ESTONIA’S FIRST WRC ROUND TO OPEN REFRESHED SCHEDULE
New event headlines reworked World Rally Championship roster for the conclusion of 2020
This season’s World Rally Championship will restart in Estonia on September 4 and have a minimum of eight rounds.
The high-speed gravel event, a former European championship counter, is scheduled to get underway 174 days after Rally Mexico was curtailed on March 14 and means 33 countries will have hosted a WRC round.
Rally Turkey remains on its original September 24-27 slot on the restart calendar issued by the FIA last week.
It needs to move if the Ypres Rally in Belgium is to be included. Otherwise, Rally Italy – on Wales Rally GB’S original October 29-November 1 date – and Rally Japan will complete the truncated schedule.
But with question marks remaining over Japan, Motorsport News understands teams are already lobbying the Turkish organisers to run their rally a week earlier than planned.
That would allow Ypres to slot in on October 2-4 and maintain the eight-event plan should Japan be axed.
July 2 will go down in history as the day Estonia became the 33rd country to be handed the honour of hosting a round of the World Rally Championship.
In the excitement, social distancing was forgotten as handshakes – minus face masks – signalled the culmination of a decade of hard graft.
At Stenbock House, the building in capital city Tallinn where Estonian prime minister Juri Ratas does his big deals, the country’s biggest motorsport agreement was made public.
With promises that the Covid19 measures missing from last week’s press conference, they will take centre stage when Rally Estonia runs out of the eastern university city of Tartu from 4-6 September. The event organising team, led by EX-WRC driver Urmo Aava, Tarmo Hobe and Silver Kutt, could be forgiven for this health and safety oversight.
They are the three people who got this event off the ground with government support, earned European Rally Championship event of the year status at their first attempt in 2014, then showed rallying’s top teams and WRC bosses how things could be done.
Aava, the event’s figurehead, had always harboured WRC ambitions. Following the rally’s three-year ERC stint in
2016, he took the event off the international calendar to focus on achieving his dream.
After securing factory entries from Citroen, Hyundai and
Toyota for 2018, the event secured official WRC Promotional Event status for 2019. With Ott Tanak winning the world title that season, prospects of a WRC round increased.
Then a dispute with Estonia’s governing body, the Estonian Autosport Union, over a 5000% hike in permit fee charges, led to the axing of what was set to be a second WRC Promotional Event from July 24-26.
But with WRC Promoter in need of rallies due to corona virus enforced cancellations, Aava and his team and the EAU patched up their differences and have achieved what had been unthinkable just a few months ago.

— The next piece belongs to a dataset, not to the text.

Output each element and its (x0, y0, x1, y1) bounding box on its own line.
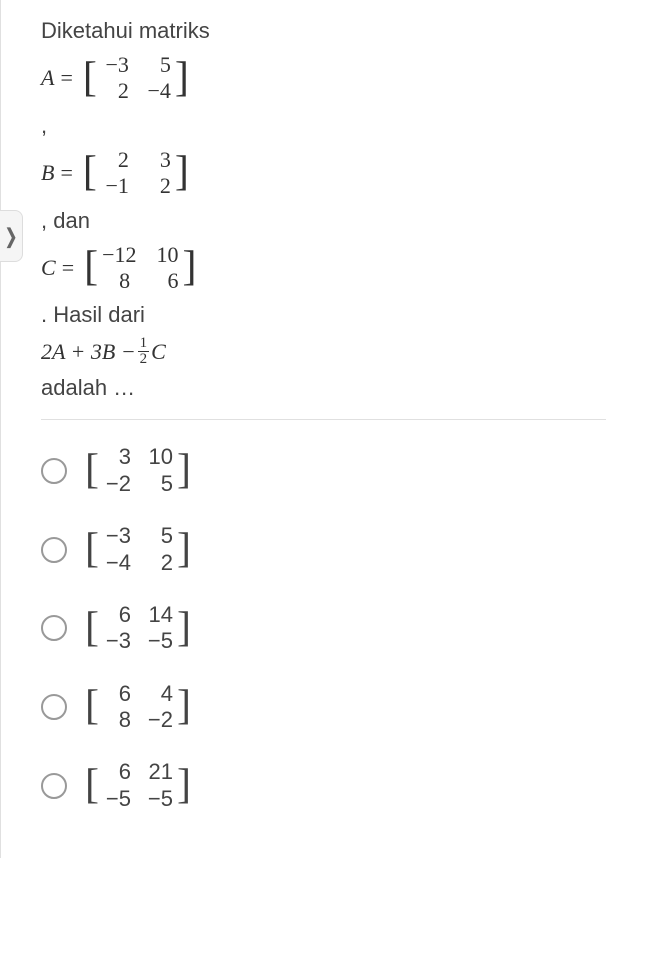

The WRC gets a Rally Finlandstyle event after all that’s just as well run and promoted as the real thing and Aava, Hobe and Kutt will get the recognition they richly deserve.
Although last week’s World Rally Championship calendar announcement confirmed that all remaining events would be open to WRC 2 and WRC 3 crews, it stopped short of revealing the make-up of this season’s Junior WRC.
On hold since Rally Sweden in February, M-sport Poland, the company behind the series, is still aiming to secure a fiveround calendar to round off the 2020 campaign.
It is understood events in Estonia, Germany or Ypres, plus Sardinia will form part of the calendar, while Rally Liepaja – which had been in line to host upgrade from a European to a World Rally Championship event – remains a possibility.
Britons Jon Armstrong, Ruairi Bell and Catie Munnings are registered for the JWRC.